Northern Ireland Planning Order Permits Reverse Vending Machines

The Department for Infrastructure has made the Planning (General Permitted Development) (Amendment) Order (Northern Ireland) 2026, a statutory rule published on legislation.gov.uk on 22 April 2026. The measure comes into operation on 13 May 2026 and amends the Planning (General Permitted Development) Order (Northern Ireland) 2015. The amendment inserts a new Class E into Part 34 of the 2015 Order. In practical terms, that creates a permitted development route for certain reverse vending machines at shops, rather than requiring every qualifying installation to go through a full planning application.

The change is narrower than the Part 34 heading may first suggest. Although that Part of the 2015 Order covers shops, financial and professional services establishments, the new class applies to a shop, defined in the Order as a building used for a purpose within Class A1 of the Use Classes Order. That point matters for operators planning roll-out ahead of deposit return arrangements. The permission is attached to a specific use category and only applies where the siting and design criteria in Class E are met.

The legislation ties the planning definition directly to the deposit return framework. The term deposit item takes its meaning from regulation 4 of the Deposit Scheme for Drinks Containers (England and Northern Ireland) Regulations 2025. Class E then defines a reverse vending machine as equipment that accepts those items, reimburses the deposit for each accepted item and retains the items for collection under that scheme. The definition is wider than the machine cabinet alone. It also covers any associated enclosure, building, canopy or other structure, which means the planning limits apply to the whole installation and not only the collection point.

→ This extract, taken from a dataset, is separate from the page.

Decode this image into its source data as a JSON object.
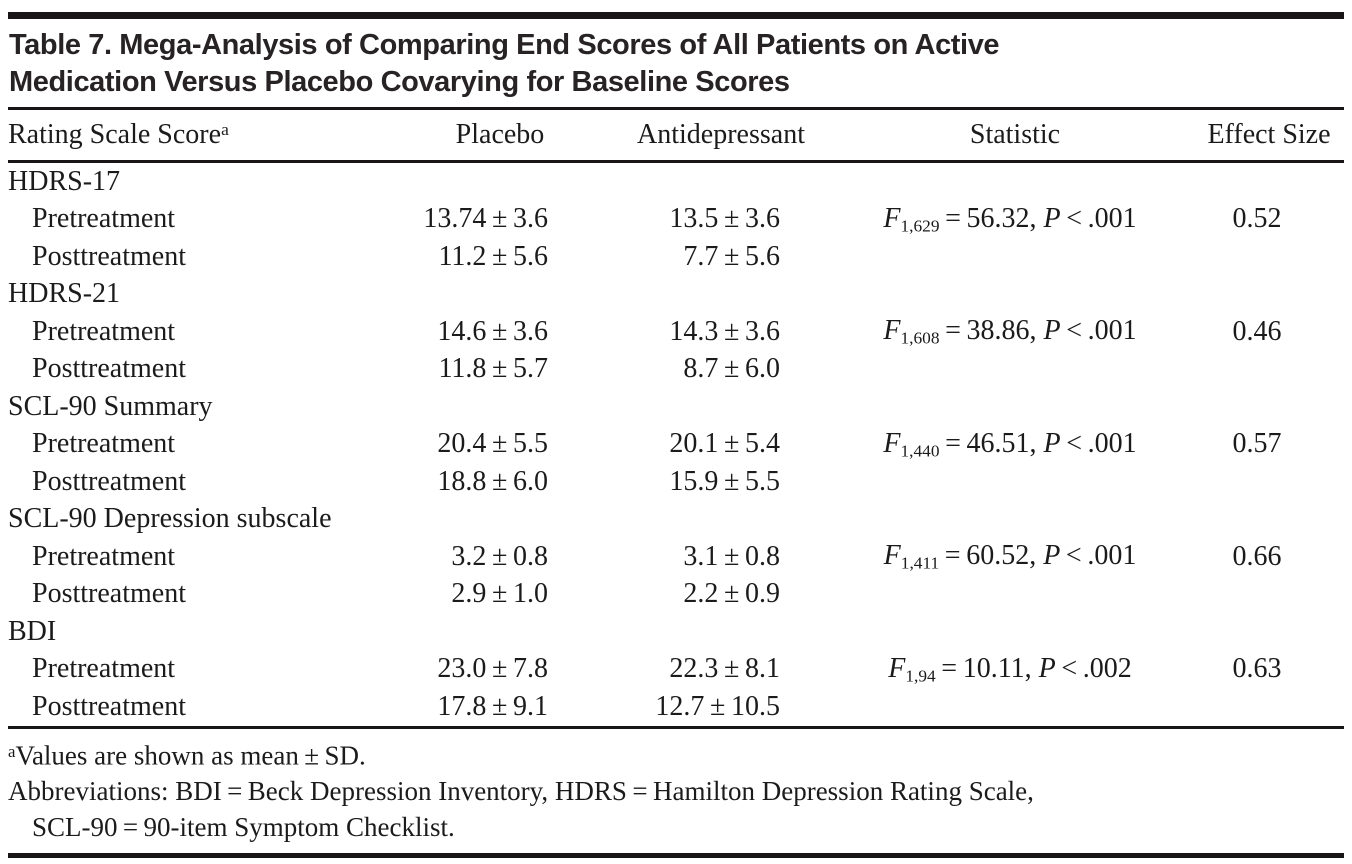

The permitted development right is subject to fixed size controls. A reverse vending machine cannot rely on Class E if it would exceed 4 metres in height or 80 square metres in floor space. Where a machine is installed in the wall of a shop, the legislation adds a further test: no part of it may project more than 2 metres beyond the outer surface of that wall. The effect is to allow modest shop-based installations while screening out larger or more visually prominent formats.

The Order also sets clear location restrictions. Permitted development is not available if the installation would sit within 15 metres of the curtilage of a building used for residential purposes, or if it would face onto and be within 5 metres of a road. Separate protections apply in sensitive places. Class E cannot be used within the curtilage of a listed building unless listed building consent has already been granted, and it is disapplied altogether in a conservation area, a World Heritage Site, an Area of Special Scientific Interest or a site of archaeological interest.

The new right is not open-ended. The statutory rule requires the development to be removed as soon as reasonably practicable once the reverse vending machine is no longer in operation. It also requires the land, and any wall into which the machine was installed, to be restored as soon as reasonably practicable and so far as reasonably practicable to its pre-development condition. That gives planning authorities a clear fallback position where equipment is discontinued.

For retailers, the amendment should reduce planning friction for deposit return infrastructure at qualifying shop sites from 13 May 2026. Where a proposal stays within the Class E limits, the route is faster and more predictable than a full application. The change does not remove the need for site checks. Schemes close to homes, road-facing proposals, larger structures and installations in heritage or environmentally protected locations will still fall outside permitted development, and operators will need to consider whether a planning application, listed building consent or an alternative location is required.